Dunleavy’s held an informal gathering Sept. 9 for business owners and restaurateurs to express their opinions and concerns. Every restaurant and business on the island was represented except Sullivan’s Restaurant, which shuttered permanently on Sept. 6.

Maher said the consensus was that a paid parking plan would be a detriment to business and that the timing couldn’t be worse due to the ongoing global health crisis that has crippled the economy. The same has been true for local food and beverage industry and store owners.

“We all depend on off-island traffic to sustain our businesses because there’s not that many people on the island who live out here,” Maher added. 

He fears that implementing paid parking in the island’s commercial district and the surrounding streets will discourage visitors from making the trip. He noted that day-trippers would be more apt to patronize Mount Pleasant’s food and retail scene, where parking is free. 

A petition to boycott paid parking on the island is in the process of being drafted, according to Maher. 

“There are many, many people out here that have grave concerns about what this is going to do to the character of the island,” Maher continued. “Hopefully, a petition will cause pause.” 
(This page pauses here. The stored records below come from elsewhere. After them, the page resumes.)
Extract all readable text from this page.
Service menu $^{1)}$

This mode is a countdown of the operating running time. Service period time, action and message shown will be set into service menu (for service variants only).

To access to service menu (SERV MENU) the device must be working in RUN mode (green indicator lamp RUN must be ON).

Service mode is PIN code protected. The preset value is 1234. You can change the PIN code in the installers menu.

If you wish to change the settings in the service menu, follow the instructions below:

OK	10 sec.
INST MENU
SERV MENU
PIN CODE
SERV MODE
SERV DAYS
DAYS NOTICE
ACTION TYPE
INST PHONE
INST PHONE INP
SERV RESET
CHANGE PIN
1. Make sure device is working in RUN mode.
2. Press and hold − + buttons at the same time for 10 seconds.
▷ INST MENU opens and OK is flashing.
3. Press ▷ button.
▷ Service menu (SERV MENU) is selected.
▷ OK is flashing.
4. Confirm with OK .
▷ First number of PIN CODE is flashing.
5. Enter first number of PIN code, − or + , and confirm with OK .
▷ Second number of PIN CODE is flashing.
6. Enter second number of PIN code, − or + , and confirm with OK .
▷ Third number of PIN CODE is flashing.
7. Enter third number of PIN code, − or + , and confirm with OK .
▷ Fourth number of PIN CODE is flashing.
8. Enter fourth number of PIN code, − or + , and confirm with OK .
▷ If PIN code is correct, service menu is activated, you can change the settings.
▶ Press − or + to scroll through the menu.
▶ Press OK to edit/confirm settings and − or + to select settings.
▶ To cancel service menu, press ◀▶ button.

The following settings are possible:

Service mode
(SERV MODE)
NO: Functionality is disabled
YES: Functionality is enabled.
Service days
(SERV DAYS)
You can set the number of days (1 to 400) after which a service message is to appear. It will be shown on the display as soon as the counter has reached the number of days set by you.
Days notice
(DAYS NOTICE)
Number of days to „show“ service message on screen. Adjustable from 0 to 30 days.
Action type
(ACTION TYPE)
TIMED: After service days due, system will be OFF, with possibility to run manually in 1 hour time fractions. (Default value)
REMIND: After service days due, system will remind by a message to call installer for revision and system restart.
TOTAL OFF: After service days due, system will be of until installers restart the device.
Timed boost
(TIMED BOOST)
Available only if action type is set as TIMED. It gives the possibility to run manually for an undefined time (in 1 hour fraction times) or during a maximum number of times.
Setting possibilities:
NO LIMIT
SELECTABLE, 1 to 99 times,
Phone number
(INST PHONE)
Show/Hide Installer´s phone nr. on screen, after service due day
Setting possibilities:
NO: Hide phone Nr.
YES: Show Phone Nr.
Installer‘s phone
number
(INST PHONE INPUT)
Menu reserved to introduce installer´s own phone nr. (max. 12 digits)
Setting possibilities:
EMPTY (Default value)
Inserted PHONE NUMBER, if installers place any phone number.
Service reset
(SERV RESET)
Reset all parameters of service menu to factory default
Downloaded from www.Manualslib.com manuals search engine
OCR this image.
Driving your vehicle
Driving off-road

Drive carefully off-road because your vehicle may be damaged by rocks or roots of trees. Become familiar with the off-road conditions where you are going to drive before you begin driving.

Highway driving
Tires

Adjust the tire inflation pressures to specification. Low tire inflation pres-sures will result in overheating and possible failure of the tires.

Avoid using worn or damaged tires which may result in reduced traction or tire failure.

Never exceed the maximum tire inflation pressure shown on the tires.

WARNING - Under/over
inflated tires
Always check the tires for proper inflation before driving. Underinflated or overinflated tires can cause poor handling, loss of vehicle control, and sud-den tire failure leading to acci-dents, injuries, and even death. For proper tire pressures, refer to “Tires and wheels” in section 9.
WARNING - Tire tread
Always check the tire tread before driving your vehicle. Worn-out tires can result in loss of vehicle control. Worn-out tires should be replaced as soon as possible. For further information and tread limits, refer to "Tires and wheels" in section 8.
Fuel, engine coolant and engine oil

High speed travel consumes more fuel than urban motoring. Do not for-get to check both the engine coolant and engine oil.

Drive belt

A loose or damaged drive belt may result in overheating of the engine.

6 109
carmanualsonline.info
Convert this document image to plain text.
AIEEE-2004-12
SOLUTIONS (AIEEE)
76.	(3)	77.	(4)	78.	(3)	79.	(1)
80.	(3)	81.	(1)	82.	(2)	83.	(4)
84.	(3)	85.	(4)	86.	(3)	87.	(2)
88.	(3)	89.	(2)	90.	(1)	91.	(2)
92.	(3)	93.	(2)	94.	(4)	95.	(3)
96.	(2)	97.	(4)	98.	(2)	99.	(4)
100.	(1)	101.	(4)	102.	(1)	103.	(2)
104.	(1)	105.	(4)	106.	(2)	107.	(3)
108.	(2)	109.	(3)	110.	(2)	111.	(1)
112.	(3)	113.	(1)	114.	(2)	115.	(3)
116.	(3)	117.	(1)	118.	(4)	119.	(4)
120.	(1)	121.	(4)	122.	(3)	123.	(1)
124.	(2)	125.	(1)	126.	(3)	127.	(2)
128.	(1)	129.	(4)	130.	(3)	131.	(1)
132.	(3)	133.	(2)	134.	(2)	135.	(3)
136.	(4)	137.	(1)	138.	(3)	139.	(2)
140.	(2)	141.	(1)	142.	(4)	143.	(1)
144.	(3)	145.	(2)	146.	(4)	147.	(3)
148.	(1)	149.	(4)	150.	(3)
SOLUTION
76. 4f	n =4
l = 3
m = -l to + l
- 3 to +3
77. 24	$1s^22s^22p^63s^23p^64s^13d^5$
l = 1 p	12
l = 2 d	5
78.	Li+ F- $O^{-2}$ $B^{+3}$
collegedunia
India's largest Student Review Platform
Sullivan’s Island is considering a paid parking plan similar to the that of the Isle of Palms commercial district. Town officials have received positive feedback from Folly Beach, which currently utilizes the system. Parking that could be impacted by the plan includes 2,714 parallel spaces; 109 perpendicular spaces; 25 handicap spaces; 40 to 50 spots for golf carts; and 1,760 spaces south of Middle Street.  

Sullivan’s Island residents would be able to park at no charge. They would receive decals for their own vehicles and some passes to accommodate their guests. In addition, residents would be permitted to park their registered golf carts in any parking space om the island. Only non-residents would be required to pay to park, either through a paperless app or at one of four or five kiosks strategically stationed around the island.

Previously, Lanier recommended a pay structure of $2 per hour with a $10 maximum.

Council members were going to discuss paid parking logistics in March, with a plan in effect by May 1, but that option was postponed due to COVID-19. Public Safety Committee Chair Tim Reese deferred comments to Town Administrator Andy Benke, who noted that no changes have been made to the parking plan since February. 

Additional discussion could take place at the Council’s Sept. 15 meeting.